Le massacre des innocents

Michèle Créoff et Françoise Laborde


auto-édition, 2018, (173 p. – 7,91 €)

Thème : Protection de l’enfance

L’une est journaliste. L’autre, ancienne inspectrice à l’enfance et vice-présidente du Conseil national de la protection de l’enfance. C’est un coup de colère qu’elles poussent face à un constat révoltant. En France, chaque jour, deux enfants sont tués dans le secret du cercle familial et un enfant violé chaque heure. Chaque année, 73 000 enfants sont victimes de violence. La société ne reste certes pas inerte face à ce terrible constat, puisque l’Aide sociale à l’enfance accompagne 300 000 mineurs, s’en voyant confier 160 000.

Pourtant, certains d’entre eux ne sont pas retirés de leur famille assez vite. C’est Nora, âgée de deux mois, mourant sous les coups de son père, alors que vingt-deux professionnels étaient mobilisés pour aider ses parents. C’est Bastien, noyé à trois ans dans la machine à laver où l’avait enfermé son père. C’est Marina, décédée à huit ans, après le long calvaire imposé par ses parents. C’est Mandolina, trois ans, enfermée dans un sac et jetée dans une rivière par sa mère. L’horreur de ces détails ne doit pas amener le lecteur à détourner les yeux. Selon la règle qui veut que l’on ne parle que des trains qui n’arrivent pas à l’heure, nos deux auteures développent longuement toutes ces situations d’enfants qui n’ont pu être protégés, ignorant le travail considérable permettant de sauvegarder malgré tout nombre d’enfants qui ont pu l’être.

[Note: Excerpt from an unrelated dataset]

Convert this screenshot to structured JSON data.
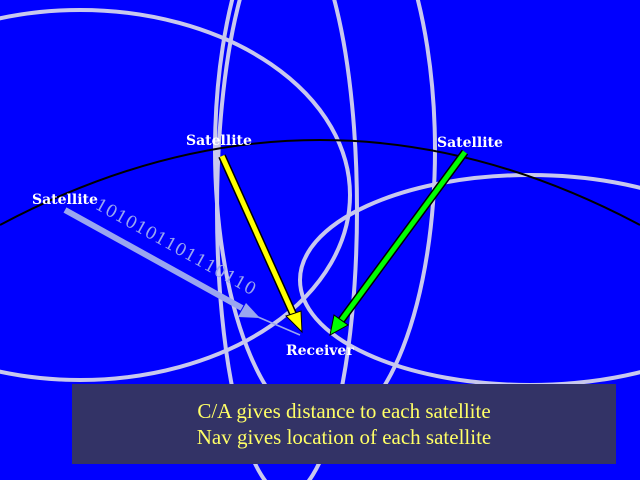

Pour autant, le discours tenu ici ne se limite pas à la seule dénonciation. Il se veut constructif, ne se contentant pas de mettre le doigt là où ça fait mal, mais avançant toute une série de propositions à la fois réalistes et réalisables. C’est, tout d’abord, l’évaluation des situations à risque qui mériterait d’être bien mieux outillée. Mais c’est aussi ce référentiel national proposant un questionnaire détaillé pouvant servir de guide opérationnel à des équipes pluridisciplinaires méritant d’être mieux formées. Autre préconisation, la désignation systématique d’un avocat assurant la défense de l’enfant, tout au long de la procédure. Puis vient la permanence des figures d’accueillants sécurisants dont la continuité doit primer sur la priorité si souvent donnée au maintien des liens filiaux. Il faut encore endiguer ces parcours chaotiques en répondant aux délaissements familiaux par un changement de statut pouvant aller jusqu’à l’adoption. Ce qui implique de prolonger les suivis et les accueils au-delà de la majorité, trop brutalement arrêtés aujourd’hui. Enfin, le retour sur expérience dans les situations d’échec indispensable pour en tirer les leçons.